Aleksan saß in der Grundschule irgendwo hinter mir. Als wir in der zweiten oder dritten Klasse bei ihm Kindergeburtstag gefeiert haben, gab es erst Börek und dann einen Zombiefilm auf dem neuen Video-2000-System.
Später handelte Aleksan irgendwann mit komisch riechenden Lederjacken, die er aus dem Kofferraum seines Autos raus zu Freundschaftspreisen anbot.
Aleksans kleine Schwester schaute damals auch mit, nur sein alter Herr las lieber die Hürriyet.
Wolfgang schraubt, seit er denken kann. Autos, Motorräder, Flugzeuge – ganz egal. Und fast 50 Jahre lang hat er damit auch sein Geld verdient.

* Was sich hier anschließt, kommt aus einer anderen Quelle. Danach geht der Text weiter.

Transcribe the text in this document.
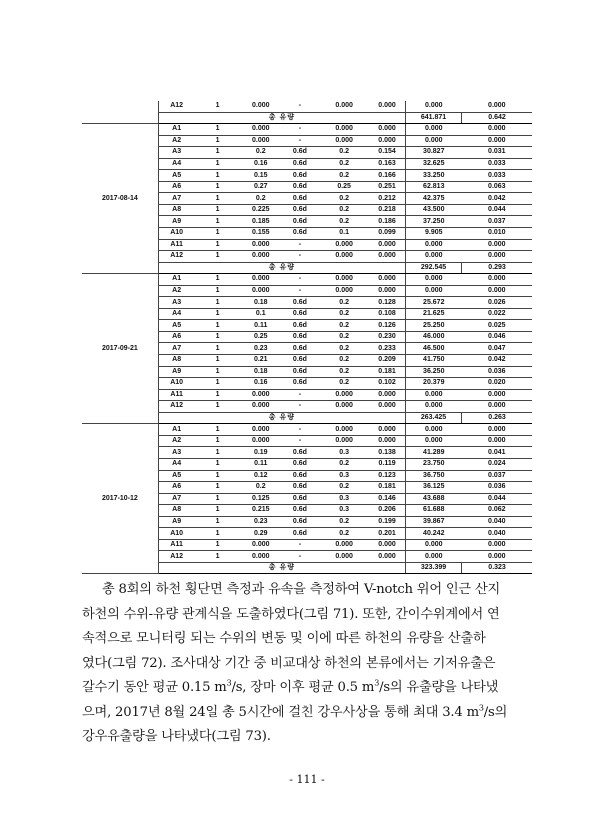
	A12	1	0.000	-	0.000	0.000	0.000	0.000
	총 유량						641.871	0.642
2017-08-14	A1	1	0.000	-	0.000	0.000	0.000	0.000
	A2	1	0.000	-	0.000	0.000	0.000	0.000
	A3	1	0.2	0.6d	0.2	0.154	30.827	0.031
	A4	1	0.16	0.6d	0.2	0.163	32.625	0.033
	A5	1	0.15	0.6d	0.2	0.166	33.250	0.033
	A6	1	0.27	0.6d	0.25	0.251	62.813	0.063
	A7	1	0.2	0.6d	0.2	0.212	42.375	0.042
	A8	1	0.225	0.6d	0.2	0.218	43.500	0.044
	A9	1	0.185	0.6d	0.2	0.186	37.250	0.037
	A10	1	0.155	0.6d	0.1	0.099	9.905	0.010
	A11	1	0.000	-	0.000	0.000	0.000	0.000
	A12	1	0.000	-	0.000	0.000	0.000	0.000
	총 유량						292.545	0.293
2017-09-21	A1	1	0.000	-	0.000	0.000	0.000	0.000
	A2	1	0.000	-	0.000	0.000	0.000	0.000
	A3	1	0.18	0.6d	0.2	0.128	25.672	0.026
	A4	1	0.1	0.6d	0.2	0.108	21.625	0.022
	A5	1	0.11	0.6d	0.2	0.126	25.250	0.025
	A6	1	0.25	0.6d	0.2	0.230	46.000	0.046
	A7	1	0.23	0.6d	0.2	0.233	46.500	0.047
	A8	1	0.21	0.6d	0.2	0.209	41.750	0.042
	A9	1	0.18	0.6d	0.2	0.181	36.250	0.036
	A10	1	0.16	0.6d	0.2	0.102	20.379	0.020
	A11	1	0.000	-	0.000	0.000	0.000	0.000
	A12	1	0.000	-	0.000	0.000	0.000	0.000
	총 유량						263.425	0.263
2017-10-12	A1	1	0.000	-	0.000	0.000	0.000	0.000
	A2	1	0.000	-	0.000	0.000	0.000	0.000
	A3	1	0.19	0.6d	0.3	0.138	41.289	0.041
	A4	1	0.11	0.6d	0.2	0.119	23.750	0.024
	A5	1	0.12	0.6d	0.3	0.123	36.750	0.037
	A6	1	0.2	0.6d	0.2	0.181	36.125	0.036
	A7	1	0.125	0.6d	0.3	0.146	43.688	0.044
	A8	1	0.215	0.6d	0.3	0.206	61.688	0.062
	A9	1	0.23	0.6d	0.2	0.199	39.867	0.040
	A10	1	0.29	0.6d	0.2	0.201	40.242	0.040
	A11	1	0.000	-	0.000	0.000	0.000	0.000
	A12	1	0.000	-	0.000	0.000	0.000	0.000
	총 유량						323.399	0.323

총 8회의 하천 횡단면 측정과 유속을 측정하여 V-notch 위어 인근 산지

하천의 수위-유량 관계식을 도출하였다(그림 71). 또한, 간이수위계에서 연
속적으로 모니터링 되는 수위의 변동 및 이에 따른 하천의 유량을 산출하
였다(그림 72). 조사대상 기간 중 비교대상 하천의 본류에서는 기저유출은
갈수기 동안 평균 0.15 $m^3/s$, 장마 이후 평균 0.5 $m^3/s$의 유출량을 나타냈
으며, 2017년 8월 24일 총 5시간에 걸친 강우사상을 통해 최대 3.4 $m^3/s$의
강우유출량을 나타냈다(그림 73).
- 111 -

Bei Motorrädern schwört er auf Moto Guzzi und bei Flugzeugen auf seine kunstflugtaugliche Bücker Bestmann, mit der er regelmäßig auf Flugtagen im Dogfight auftritt – beides Klassiker, wie er selbst.
Und dieser neumodische Elektro-Mist, sagt er, käme ihm niemals ins Haus.
Immer wieder der selbe Weg. Apple Health sagt, dass ich muss und die Kamera sagt, dass ich soll. Und irgendwann scheinen sich die Dinge dann plötzlich verändert zu haben. Dann zeigen sich Details, die sich nie zuvor gezeigt haben – obwohl sie schon immer da waren. Als hätten sie in unendlicher Geduld auf den richtigen Moment gewartet.
Ich dachte ja immer, Geduld sei nur was für Idioten – aber vielleicht war ja ich der Idiot.
Markus sagt, wenn man auf Norderney eine Immobilie kaufe, dann tausche man eigentlich nur Geld gegen Backsteine. Und wenn man dann irgendwann die Backsteine wieder gegen Geld tauschen wolle, bekäme man mehr zurück als man investiert habe.
Tauscht man allerdings den selben Betrag Geld hier bei mir gegen Backsteine, man bekäme locker vier Mal so viele wie auf Norderney. Und in Sachsen-Anhalt oder Brandenburg bekäme man wahrscheinlich eine ganze Backsteinbrennerei – samt Tongrube, leerstehendem Konsum, eines biberbraunen Trabis und einer ehemaligen LPG.
Aber Norderney hat halt das Meer und das Meer gewinnt immer.